【古写真関連資料】写真師・小川一真と、コロタイプ印刷

コロタイプ印刷
◆コロタイプ
製版方法の一種で、平版の一種である。実用化された写真製版としては最も古いもので、かつては絵葉書やアルバム、複製などに広く使われたが、現在では特殊な目的以外では使われていない。ガラス板にゼラチンと感光液を塗布して加熱することによって版面に小じわ(レチキュレーション)を作る。それに写真ネガを密着して露光すると、光のあたった部分のゼラチンが硬化して水をはじくようになる。版面を湿らせると水を受けつける部分が膨張してインクがつかなくなるため、硬化した部分にだけインクが付着する。インク付着量の大小によって連続階調が表現され、オフセット印刷のような網点を持たないことを特徴とする。

欠点は印刷速度が遅いこと、耐刷力がないこと、複版する手段がないこと、多色刷りが難しいことなどで、このために現在ではほとんど行われていない。
コロタイプはフランスで生まれ、1876年にドイツのヨーゼフ・アルバート(ドイツ語版)によって実用化された。

日本では小川一真が1883年にボストンで習得し、帰国後の1889年に新橋で最初のコロタイプ工場を開いた。

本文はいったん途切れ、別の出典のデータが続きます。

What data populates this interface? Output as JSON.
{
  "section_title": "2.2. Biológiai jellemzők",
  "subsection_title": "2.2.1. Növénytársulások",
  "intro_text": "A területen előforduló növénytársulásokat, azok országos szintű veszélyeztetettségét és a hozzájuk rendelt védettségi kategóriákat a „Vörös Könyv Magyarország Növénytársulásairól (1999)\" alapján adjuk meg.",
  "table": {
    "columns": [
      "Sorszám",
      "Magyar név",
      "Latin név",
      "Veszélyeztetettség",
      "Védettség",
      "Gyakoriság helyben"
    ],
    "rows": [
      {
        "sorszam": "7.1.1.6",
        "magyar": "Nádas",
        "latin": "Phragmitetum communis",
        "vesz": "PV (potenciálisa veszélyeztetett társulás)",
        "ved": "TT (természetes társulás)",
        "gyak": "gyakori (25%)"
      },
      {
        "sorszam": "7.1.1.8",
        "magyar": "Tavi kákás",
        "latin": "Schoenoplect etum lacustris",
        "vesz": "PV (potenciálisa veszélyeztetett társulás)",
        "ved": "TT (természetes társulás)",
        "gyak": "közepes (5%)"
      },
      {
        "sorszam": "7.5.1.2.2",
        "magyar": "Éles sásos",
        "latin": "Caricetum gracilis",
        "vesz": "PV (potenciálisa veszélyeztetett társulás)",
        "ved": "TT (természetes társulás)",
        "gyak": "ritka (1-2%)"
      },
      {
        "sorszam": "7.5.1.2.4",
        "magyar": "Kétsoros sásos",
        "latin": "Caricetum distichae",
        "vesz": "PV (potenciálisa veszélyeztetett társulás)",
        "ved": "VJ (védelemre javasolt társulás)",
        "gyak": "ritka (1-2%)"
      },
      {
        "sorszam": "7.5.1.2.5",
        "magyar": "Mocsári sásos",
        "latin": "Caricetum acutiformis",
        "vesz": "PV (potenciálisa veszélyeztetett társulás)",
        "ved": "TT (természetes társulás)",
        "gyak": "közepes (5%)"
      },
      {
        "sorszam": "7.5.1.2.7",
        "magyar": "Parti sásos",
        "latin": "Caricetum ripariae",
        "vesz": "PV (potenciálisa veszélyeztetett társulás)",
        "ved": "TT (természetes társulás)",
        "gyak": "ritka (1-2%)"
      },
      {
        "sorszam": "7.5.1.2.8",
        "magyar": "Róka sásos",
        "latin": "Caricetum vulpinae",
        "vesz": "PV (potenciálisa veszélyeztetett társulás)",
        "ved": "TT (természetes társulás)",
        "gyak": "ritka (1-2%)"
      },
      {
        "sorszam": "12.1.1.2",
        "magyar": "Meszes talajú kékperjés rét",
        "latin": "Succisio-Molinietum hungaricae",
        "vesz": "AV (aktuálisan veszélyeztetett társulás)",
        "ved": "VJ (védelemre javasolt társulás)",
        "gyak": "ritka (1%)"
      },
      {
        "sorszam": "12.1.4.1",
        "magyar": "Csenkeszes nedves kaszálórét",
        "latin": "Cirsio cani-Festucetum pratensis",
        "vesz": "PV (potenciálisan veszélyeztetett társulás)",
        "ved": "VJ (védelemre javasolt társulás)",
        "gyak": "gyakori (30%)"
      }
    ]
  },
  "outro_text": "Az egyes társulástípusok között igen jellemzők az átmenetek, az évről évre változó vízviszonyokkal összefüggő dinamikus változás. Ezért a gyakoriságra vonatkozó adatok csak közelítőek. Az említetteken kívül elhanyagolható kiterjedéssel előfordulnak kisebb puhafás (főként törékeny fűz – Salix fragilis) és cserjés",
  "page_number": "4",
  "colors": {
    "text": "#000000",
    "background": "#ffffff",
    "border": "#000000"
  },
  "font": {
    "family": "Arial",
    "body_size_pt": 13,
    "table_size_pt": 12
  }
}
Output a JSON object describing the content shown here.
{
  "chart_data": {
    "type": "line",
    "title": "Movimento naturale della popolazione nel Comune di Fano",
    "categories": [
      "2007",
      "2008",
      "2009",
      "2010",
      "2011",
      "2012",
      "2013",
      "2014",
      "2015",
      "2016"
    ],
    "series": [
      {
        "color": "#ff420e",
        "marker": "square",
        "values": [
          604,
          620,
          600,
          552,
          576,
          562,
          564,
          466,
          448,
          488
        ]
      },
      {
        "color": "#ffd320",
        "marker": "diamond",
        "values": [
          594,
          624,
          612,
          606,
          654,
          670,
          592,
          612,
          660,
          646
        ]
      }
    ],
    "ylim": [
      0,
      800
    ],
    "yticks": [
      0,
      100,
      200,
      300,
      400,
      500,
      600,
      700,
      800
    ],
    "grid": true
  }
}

日露戦争時にコロタイプと石版を組みあわせた絵葉書が大ブームになった。1897年には横浜のドイツ商館アーレンス商会出身の上田義三が欧米留学ののち、コロタイプ印刷業「横浜写真版印刷所(のち上田写真版合資会社)」を開業した。

便利堂(1887年創業、1905年からコロタイプ印刷を行う)の佐藤濱次郎は法隆寺金堂壁画の原寸撮影を1935年に行い、それを元にコロタイプによる複製を1938年に作った。1949年に壁画は焼損したが、のちにこのコロタイプ複製をもとにして再現された。

効率の悪さから現在はほとんど消えた技術になっている(社名に「コロタイプ」のつく印刷会社は各地にあるが、実際にはオフセット印刷しか行っていない)。しかし文化財の複製のためには重要であり、便利堂はカラーのコロタイプ印刷も行い、また2003年に「コロタイプの保存と印刷文化を考える会」を発足した。